$P\left(x\right)=x^{100}+x^{50}-2x^4-x^3+x+1$
What is the remainder of $\frac{P(X)}{x^3+x}$?
I don't think the long division is efficient the way to go, and the remainder theorem doesn't seem to be applicable here as $x^3+x$ is not linear. Could I have some hints on how to approach this? Thank you.
We have $$ P(x) = Q(x)(x^3 + x) + r(x) $$ where $Q(x)$ and $r(x)$ are polynomials, and $r(x)$ has degree at most $2$. Now, considering that $Q(x)(x^3 + x)$ has roots at $x = -i, 0$ and $i$, we can use this to get information about $r(x)$, namely that $r(\pm i) = P(\pm i)$ and $r(0) = P(0)$. These three points together with what we know about the degree of $r$ is enough to find $r$ exactly.
$x^3+x=x(x+i)(x-i)$
Remainder of $P(x)/(x^3+x)$ is a (at most) second degree polynomial
$R(x)=a x^2+bx+c$
We have $P(i)=-1+2i$ and $R(i)=-a + i b + c$ so $-a + i b + c=-1+2i$
then $P(-i)=-1-2i$ and $R(-i)=-a - i b + c$ so $-a - i b + c=-1-2i$
and $P(0)=1$ and $R(0)=c$
So $c=1$. Substitute in the first two equations
$-a+ib+1=-1+2i;\;-a-ib+1=-1-2i$
add the two equations $-2a+2=-2$ then $a=2$
substitute and get $b=2$
Therefore the remainder is $R(x)=2x^2+2x+1$
Hope this helps
Applying: $\ fg\bmod fh\ =\ f\:(\,g\bmod h)\, =\, $ mod Distributive Law makes it very easy
$\quad \begin{align}P\!-1\,\bmod\, {x^{\large 3}\!+x}\, &=\, x\left(\dfrac{P\!-\!1}{x}\bmod\, \color{#c00}{x^{\large 2}+\,1}\right)\\[.3em] &=\,x\, (\,2x+2\,)\, \ {\rm by} \, \ \color{#c00}{x^{\large 2}\!\equiv -1}\,\Rightarrow\, x^{\large 49}\!\equiv x(x^{\large 4})^{\large 12}\!\equiv x\,1^{\large 12}\!\equiv x\ \ {\rm etc}\\[.3em] \end{align}$
Reduce the degree of polynomial using $x^3=-x$ from $d=100$ to $d=2$.

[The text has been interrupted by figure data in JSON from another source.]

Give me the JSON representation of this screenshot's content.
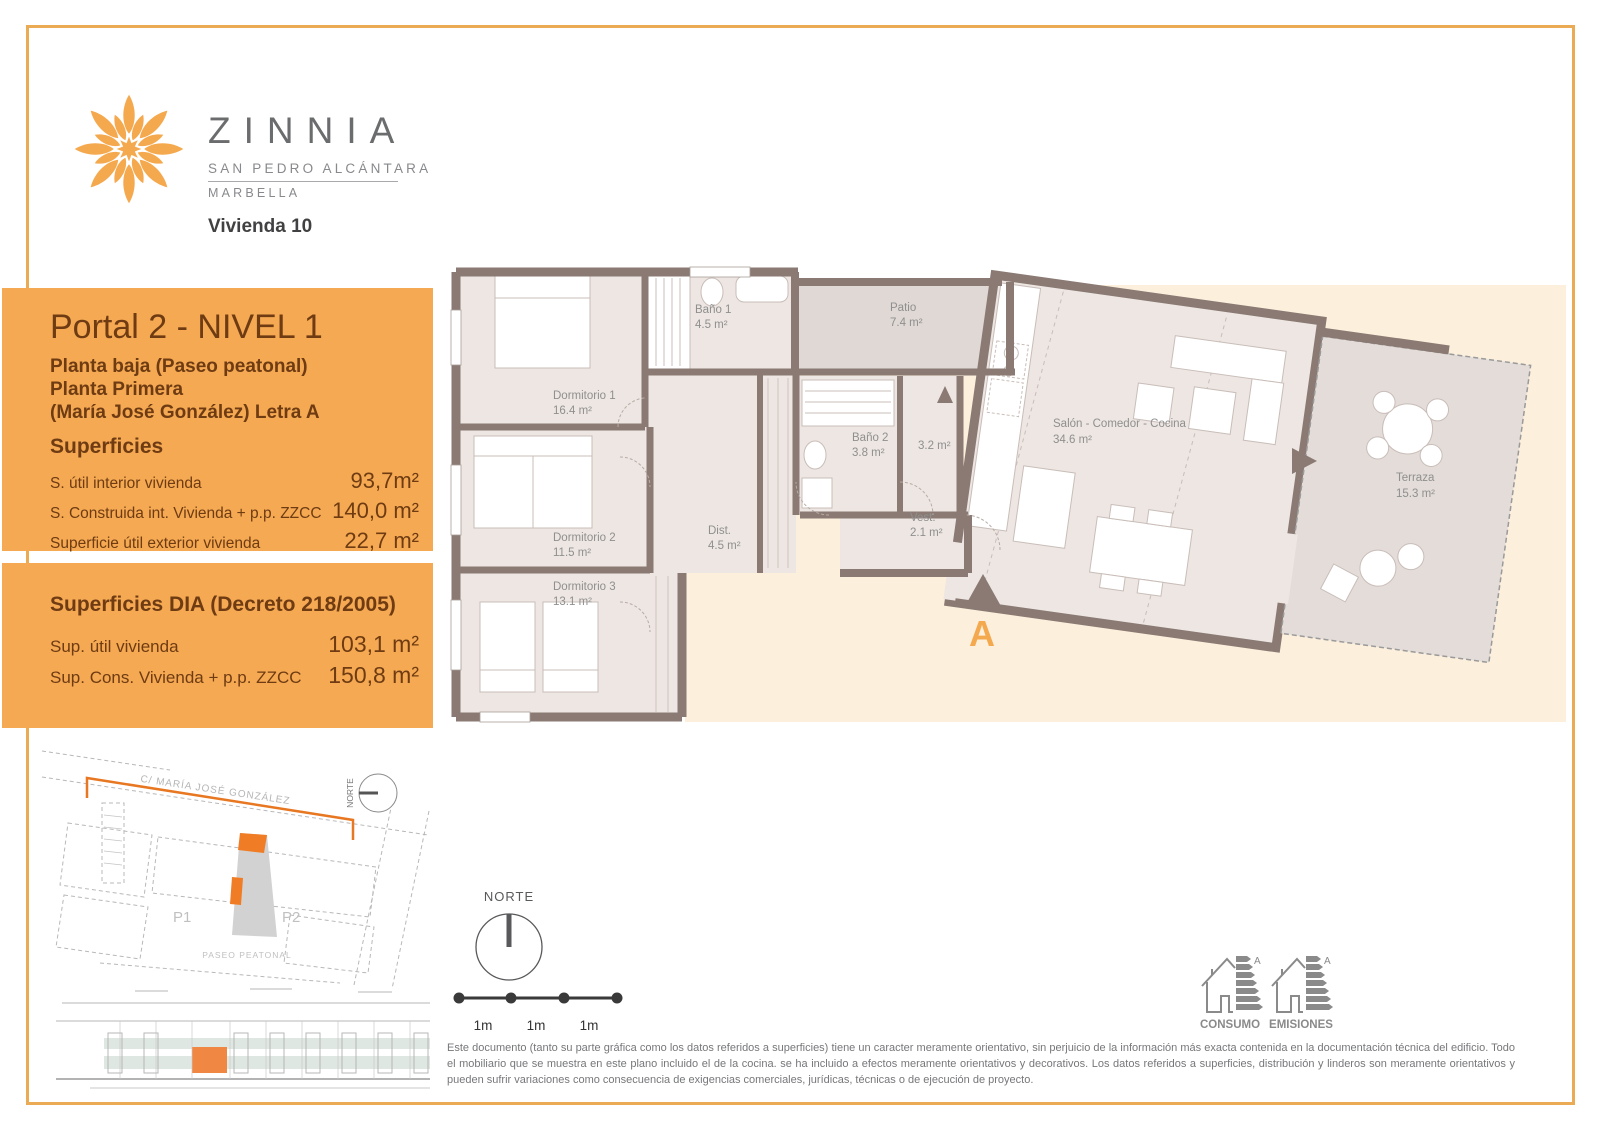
{
  "colors": {
    "accent_orange": "#F5A952",
    "border_orange": "#EBAB55",
    "panel_text_brown": "#6E3B13",
    "logo_orange": "#F5A94E",
    "site_highlight_orange": "#F07D26",
    "wall_taupe": "#8A7A73",
    "room_fill": "#EDE6E2",
    "patio_fill": "#DFD8D4",
    "terrace_fill": "#E3DCD8",
    "peach_background": "#FCEFDC",
    "brand_gray": "#6A6C6E"
  },
  "header": {
    "brand": "ZINNIA",
    "location": "SAN PEDRO ALCÁNTARA",
    "city": "MARBELLA",
    "unit": "Vivienda 10"
  },
  "info_panel": {
    "title": "Portal 2 - NIVEL 1",
    "subtitle_lines": [
      "Planta baja (Paseo peatonal)",
      "Planta Primera",
      "(María José González) Letra A"
    ],
    "section": "Superficies",
    "rows": [
      {
        "label": "S. útil interior vivienda",
        "value": "93,7m²"
      },
      {
        "label": "S. Construida int. Vivienda + p.p. ZZCC",
        "value": "140,0 m²"
      },
      {
        "label": "Superficie útil exterior vivienda",
        "value": "22,7 m²"
      }
    ]
  },
  "dia_panel": {
    "title": "Superficies DIA (Decreto 218/2005)",
    "rows": [
      {
        "label": "Sup. útil vivienda",
        "value": "103,1 m²"
      },
      {
        "label": "Sup. Cons. Vivienda + p.p. ZZCC",
        "value": "150,8 m²"
      }
    ]
  },
  "floor_plan": {
    "rooms": [
      {
        "name": "Dormitorio 1",
        "area": "16.4 m²"
      },
      {
        "name": "Baño 1",
        "area": "4.5 m²"
      },
      {
        "name": "Patio",
        "area": "7.4 m²"
      },
      {
        "name": "Dormitorio 2",
        "area": "11.5 m²"
      },
      {
        "name": "Dormitorio 3",
        "area": "13.1 m²"
      },
      {
        "name": "Dist.",
        "area": "4.5 m²"
      },
      {
        "name": "Baño 2",
        "area": "3.8 m²"
      },
      {
        "name": "",
        "area": "3.2 m²"
      },
      {
        "name": "Vest.",
        "area": "2.1 m²"
      },
      {
        "name": "Salón - Comedor - Cocina",
        "area": "34.6 m²"
      },
      {
        "name": "Terraza",
        "area": "15.3 m²"
      }
    ],
    "entrance_label": "A"
  },
  "site_plan": {
    "street": "C/ MARÍA JOSÉ GONZÁLEZ",
    "portal1": "P1",
    "portal2": "P2",
    "paseo": "PASEO PEATONAL",
    "north_label": "NORTE"
  },
  "compass": {
    "label": "NORTE"
  },
  "scale_bar": {
    "segments": [
      "1m",
      "1m",
      "1m"
    ]
  },
  "energy": {
    "consumo_label": "CONSUMO",
    "emisiones_label": "EMISIONES",
    "rating": "A"
  },
  "disclaimer": "Este documento (tanto su parte gráfica como los datos referidos a superficies) tiene un caracter meramente orientativo, sin perjuicio de la información más exacta contenida en la documentación técnica del edificio. Todo el mobiliario que se muestra en este plano incluido el de la cocina. se ha incluido a efectos meramente orientativos y decorativos. Los datos referidos a superficies, distribución y linderos son meramente orientativos y pueden sufrir variaciones como consecuencia de exigencias comerciales, jurídicas, técnicas o de ejecución de proyecto."
}
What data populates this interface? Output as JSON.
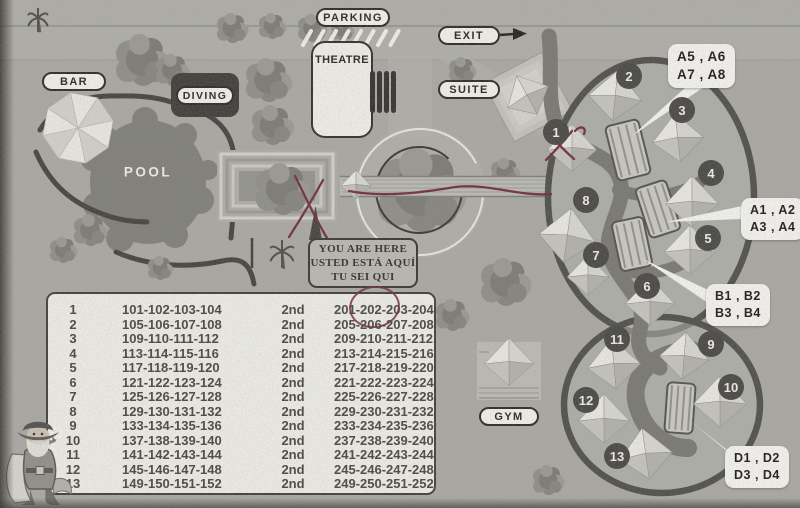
{
  "map": {
    "labels": {
      "bar": "BAR",
      "parking": "PARKING",
      "theatre": "THEATRE",
      "diving": "DIVING",
      "exit": "EXIT",
      "suite": "SUITE",
      "pool": "POOL",
      "gym": "GYM"
    },
    "you_are_here": {
      "line1": "YOU ARE HERE",
      "line2": "USTED ESTÁ AQUÍ",
      "line3": "TU SEI QUI"
    },
    "callouts": [
      {
        "lines": [
          "A5 , A6",
          "A7 , A8"
        ]
      },
      {
        "lines": [
          "A1 , A2",
          "A3 , A4"
        ]
      },
      {
        "lines": [
          "B1 , B2",
          "B3 , B4"
        ]
      },
      {
        "lines": [
          "D1 , D2",
          "D3 , D4"
        ]
      }
    ],
    "hut_numbers": [
      "1",
      "2",
      "3",
      "4",
      "5",
      "6",
      "7",
      "8",
      "9",
      "10",
      "11",
      "12",
      "13"
    ],
    "colors": {
      "annotation_red": "#6f2b33",
      "path_dark": "#77766f",
      "ring_dark": "#4c4b48",
      "label_ink": "#23221f",
      "paper": "#f4f3ee",
      "background": "#a9a8a2"
    }
  },
  "room_table": {
    "rows": [
      {
        "hut": "1",
        "first_floor": "101-102-103-104",
        "floor": "2nd",
        "second_floor": "201-202-203-204"
      },
      {
        "hut": "2",
        "first_floor": "105-106-107-108",
        "floor": "2nd",
        "second_floor": "205-206-207-208"
      },
      {
        "hut": "3",
        "first_floor": "109-110-111-112",
        "floor": "2nd",
        "second_floor": "209-210-211-212"
      },
      {
        "hut": "4",
        "first_floor": "113-114-115-116",
        "floor": "2nd",
        "second_floor": "213-214-215-216"
      },
      {
        "hut": "5",
        "first_floor": "117-118-119-120",
        "floor": "2nd",
        "second_floor": "217-218-219-220"
      },
      {
        "hut": "6",
        "first_floor": "121-122-123-124",
        "floor": "2nd",
        "second_floor": "221-222-223-224"
      },
      {
        "hut": "7",
        "first_floor": "125-126-127-128",
        "floor": "2nd",
        "second_floor": "225-226-227-228"
      },
      {
        "hut": "8",
        "first_floor": "129-130-131-132",
        "floor": "2nd",
        "second_floor": "229-230-231-232"
      },
      {
        "hut": "9",
        "first_floor": "133-134-135-136",
        "floor": "2nd",
        "second_floor": "233-234-235-236"
      },
      {
        "hut": "10",
        "first_floor": "137-138-139-140",
        "floor": "2nd",
        "second_floor": "237-238-239-240"
      },
      {
        "hut": "11",
        "first_floor": "141-142-143-144",
        "floor": "2nd",
        "second_floor": "241-242-243-244"
      },
      {
        "hut": "12",
        "first_floor": "145-146-147-148",
        "floor": "2nd",
        "second_floor": "245-246-247-248"
      },
      {
        "hut": "13",
        "first_floor": "149-150-151-152",
        "floor": "2nd",
        "second_floor": "249-250-251-252"
      }
    ]
  }
}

$P(x)=x^{100}+x^{50}-2x^4-x^3+x+1$
Let's divide $x^{100}+x^{50}$ by $x^3+x$
-> $Q=x^{97},r=-x^{98}+x^{50}$
Divide $-x^{98}+x^{50}$ by $x^3+x$
-> $Q=-x^{95}, r=x^{96}+x^{50}$
Divide $x^{96}+x^{50}$ by $x^3+x$
-> $Q=x^{93}, r=-x^{94}+x^{50}$
...
Can you see a pattern?
...
The pattern ends here:
Divide $x^{52}+x^{50}$ by $x^3+x$
-> $Q=x^{49}, r=0$
Now return to the original polynomial (without the first two term):
$-2x^4-x^3+x+1$
And do polynomial division as you do normally!
The remainder is $$\frac{x+2}{x^2+1}\:+\:\frac 1x\qquad\text{or}\quad2x^2+2x+1\;\;\text{respectively}\\[3ex]$$ obtained by taking a lazy approach: Feeding the command
apart((x**100+x**50-2*x**4-x**3+x+1)/(x**3+x))
into http://live.sympy.org/ , thus asking Python to go through the long division in short time, yields $$\frac{P(x)}{x(x^2+1)}\;=\;\sum_{m=48}^{24}(-1)^mx^{2m+1}-2x-1+\frac 1x+\frac{x+2}{x^2+1}\\[3ex]$$
Note that the $\,\sum\,$ equals $(x^{100}+x^{50})/(x^3+x)=x^{49}(x^{50}+1)/(x^2+1)\,$, whence no contribution to the remainder.
... did I fail to address the issue in question?